I'm preparing for a computer security exam by going through some past paper questions. And I came across this particular one that I could not answer:
We have the Needham Schroeder Public Key Protocol:
$ 1. A \rightarrow B: \{N_A, A\}_{pk(B)} \\ 2. B \rightarrow A: \{N_A, N_B\}_{pk(A)} \\ 3. A \rightarrow B: \{N_B\}_{pk(B)}$
The question asks for an attack on this protocol. Like for the original NSPK I think the weakness is a man-in-the-middle attack (where $I_A$ stands for $I$ impostering as $A$ on the network:
$ 1. A \rightarrow I: \{N_A, A\}_{pk(I)} \\ \hspace{225px} 1'. I_A \rightarrow B: \{N_A, A\}_{pk(B)} \\ \hspace{225px} 2'. B \rightarrow I_A: \{N_A, N_B\}_{pk(A)} \\ 2. I \rightarrow A: \{N_A, N_B\}_{pk(A)} \\ 3. A \rightarrow I: \{N_B\}_{pk(I)} \\ \hspace{225px} 3'. I_A \rightarrow B: \{N_B\}_{pk(B)} \\ $
Which uses $A$ as a decryption agent to authenticate $I_A$ with $B$ despite it not being $A$'s intention to do so.
Now the question then asks about the modification of line 3 in the given protocol, i.e. changing the line: $3. A \rightarrow B: \{N_B\}_{pk(B)}$ into $3. A \rightarrow B: h(N_B, A, B)$ for a cryptographic hash function $h$.
The original man-in-the-middle attack doesn't seem to work from what I can see under this modification.

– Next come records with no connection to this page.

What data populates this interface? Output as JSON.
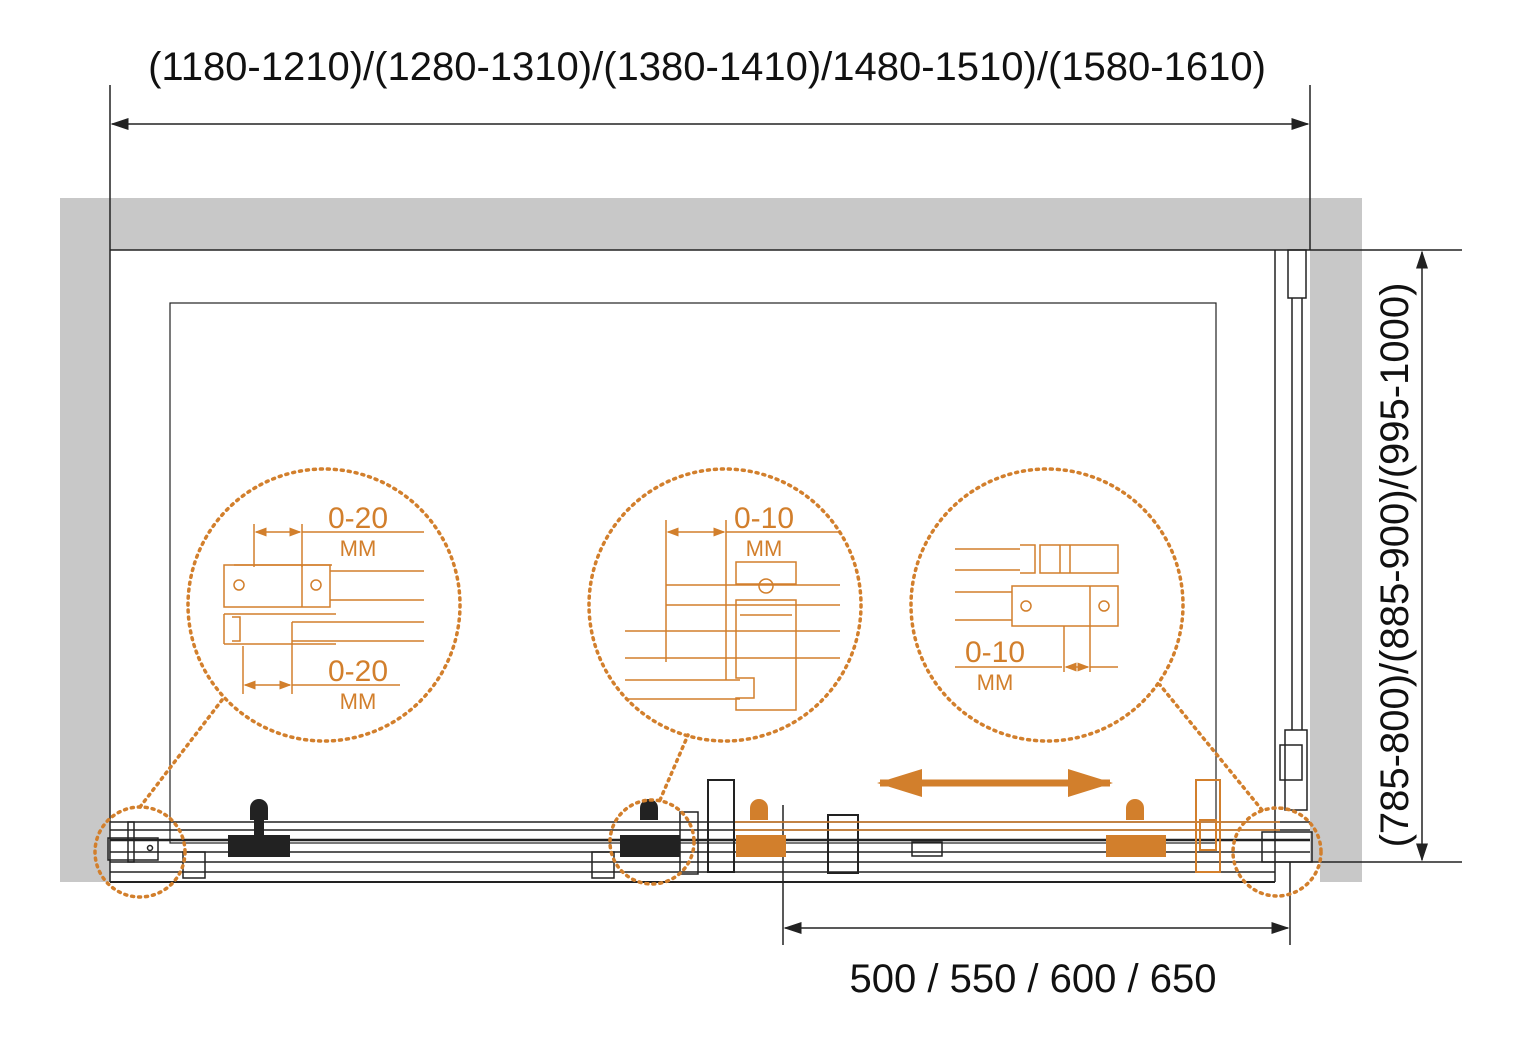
{
  "dimensions": {
    "width_range": "(1180-1210)/(1280-1310)/(1380-1410)/1480-1510)/(1580-1610)",
    "depth_range": "(785-800)/(885-900)/(995-1000)",
    "door_opening": "500 / 550 / 600 / 650"
  },
  "details": [
    {
      "top_value": "0-20",
      "top_unit": "MM",
      "bottom_value": "0-20",
      "bottom_unit": "MM"
    },
    {
      "top_value": "0-10",
      "top_unit": "MM"
    },
    {
      "bottom_value": "0-10",
      "bottom_unit": "MM"
    }
  ],
  "colors": {
    "accent": "#d27f2c",
    "wall": "#c8c8c8",
    "line": "#222222"
  }
}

It then goes on to ask me whether this new method is secure on not, i.e. does any attacks exist on this new protocol? I have thus far noticed reflection and man-in-the-middle attacks will fail on this new protocol.
I'm wondering if there exist any attacks or else what would be a way to show its security? (Gut feeling says there should exist an attack as it may be very difficult to show it is completely secure.)